Nous avons assisté comme si nous y étions, par les commodités techniques que nous offre le siècle, à un événement proche et lointain inédit. Le Nouveau sommet Afrique-France de cette année 2021 ne nous a donc donné à voir que peu de familiarités avec la liste des 27 sommets précédents. Nouveau, n’était pas seulement une formule de style: l’Afrique et la France ont abandonné le cornet à l’antique pour se parler par tablette numérique.
Il y a eu de l’inédit dans la rencontre du 8 octobre dernier à Montpellier, dans le sud de la France. Il ne s’agissait pas de la traditionnelle rencontre à papa, avec une pléiade de chefs d’Etat africains rassemblés autour d’un chef de l’Etat français distribuant (ou non) les bonnes ou mauvaises notes à des présidents disciplinés. Il ne s’est pas agi d’un club, avec des membres passant en revue leurs petits ou gros bobos et promettant de se retrouver l’année prochaine.
Jeune, le président français Emmanuel Macron a convié les jeunes du Continent et la société civile africaine à venir à cet échange. Nous avons assisté à des dialogues (pas des discours) où les rôles de maître et d’élèves n’étaient pas répartis à l’avance. Les questions ont été posées sans tabous, les réponses ont été apportées avec, semble-t-il, un air de sincérité que seul devrait démentir le temps.

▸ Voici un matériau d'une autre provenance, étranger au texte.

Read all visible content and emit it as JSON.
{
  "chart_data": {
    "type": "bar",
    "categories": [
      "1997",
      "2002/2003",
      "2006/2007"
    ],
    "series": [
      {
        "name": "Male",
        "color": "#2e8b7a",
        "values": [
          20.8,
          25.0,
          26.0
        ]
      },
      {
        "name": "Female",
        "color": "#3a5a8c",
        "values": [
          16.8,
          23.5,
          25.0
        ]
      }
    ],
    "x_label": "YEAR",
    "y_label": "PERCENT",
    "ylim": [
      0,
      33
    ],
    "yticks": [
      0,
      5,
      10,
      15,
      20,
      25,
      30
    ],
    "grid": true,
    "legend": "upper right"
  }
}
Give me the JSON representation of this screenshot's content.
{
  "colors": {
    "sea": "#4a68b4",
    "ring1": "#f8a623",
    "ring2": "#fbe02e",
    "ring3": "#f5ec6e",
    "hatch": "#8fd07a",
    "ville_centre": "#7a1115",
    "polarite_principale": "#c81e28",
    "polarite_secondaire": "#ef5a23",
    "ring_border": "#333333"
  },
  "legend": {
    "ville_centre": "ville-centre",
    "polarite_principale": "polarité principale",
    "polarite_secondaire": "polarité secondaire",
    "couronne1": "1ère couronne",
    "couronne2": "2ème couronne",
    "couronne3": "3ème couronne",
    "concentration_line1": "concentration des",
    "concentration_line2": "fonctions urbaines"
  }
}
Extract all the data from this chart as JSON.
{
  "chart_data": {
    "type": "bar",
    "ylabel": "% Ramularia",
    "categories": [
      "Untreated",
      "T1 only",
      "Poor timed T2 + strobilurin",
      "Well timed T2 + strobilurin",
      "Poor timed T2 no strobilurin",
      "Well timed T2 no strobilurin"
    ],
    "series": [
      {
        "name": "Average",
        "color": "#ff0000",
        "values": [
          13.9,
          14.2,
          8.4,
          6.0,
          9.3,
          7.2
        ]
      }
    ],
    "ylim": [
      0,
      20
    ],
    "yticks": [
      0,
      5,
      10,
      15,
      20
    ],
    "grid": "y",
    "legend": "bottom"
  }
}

Il ne s’agissait pas d’un sommet France-Afrique; d’un pays faisant la leçon à tout un continent, mais d’une vitalité échangeant; qui parlait avec la véhémence de toutes les vitalités, parfois avec l’impertinence et les véhémences qui vont avec. Vraiment inédit ! Mis de côté les carcans des droits d’aînesse ou de l’obséquiosité déférente. Je crois que les participants, organisateurs et hôtes, spectateurs et analystes ont adoré. Voilà pour la forme.
Que dire maintenant du fond, une fois tranchée la question des contorsions sémantiques? Faut-il un vocabulaire nouveau seulement pour dépoussiérer une vieille relation entre l’Afrique et la France, les colonisés et les colonisateurs, faite de trop nombreux non-dits? Faut-il que le sommet soit nouveau pour que se renouvellent les thématiques et les réflexes sur lesquels anciens: immigration, dettes, appuis aux régimes peu démocratiques, corruptions (et donc corrupteurs)?
Il nous faudra un peu de temps sans doute pour voir les fruits des trop nombreuses idées heureuses brassées à Montpellier. Le temps de voir, côté français, si la formule sera reprise par des successeurs de M. Emmanuel Macron qui piaffent à la porte alors que se profilent des élections incertaines chez lui. Le temps de voir aussi si les grises mines des dirigeants africains qui ont dû ranger à contre-cœur les riches houppelandes qu’ils voulaient exhiber en France, ne vont pas être tentés de remettre de l’ordre dans ce qui peut sembler pour eux une cafardeuse récréation.
Le temps nous dira si l’Afrique-France a de la substance et si, en ne grattant pas trop, ce n’est pas la France-Afrique qui continuera d’affleurer.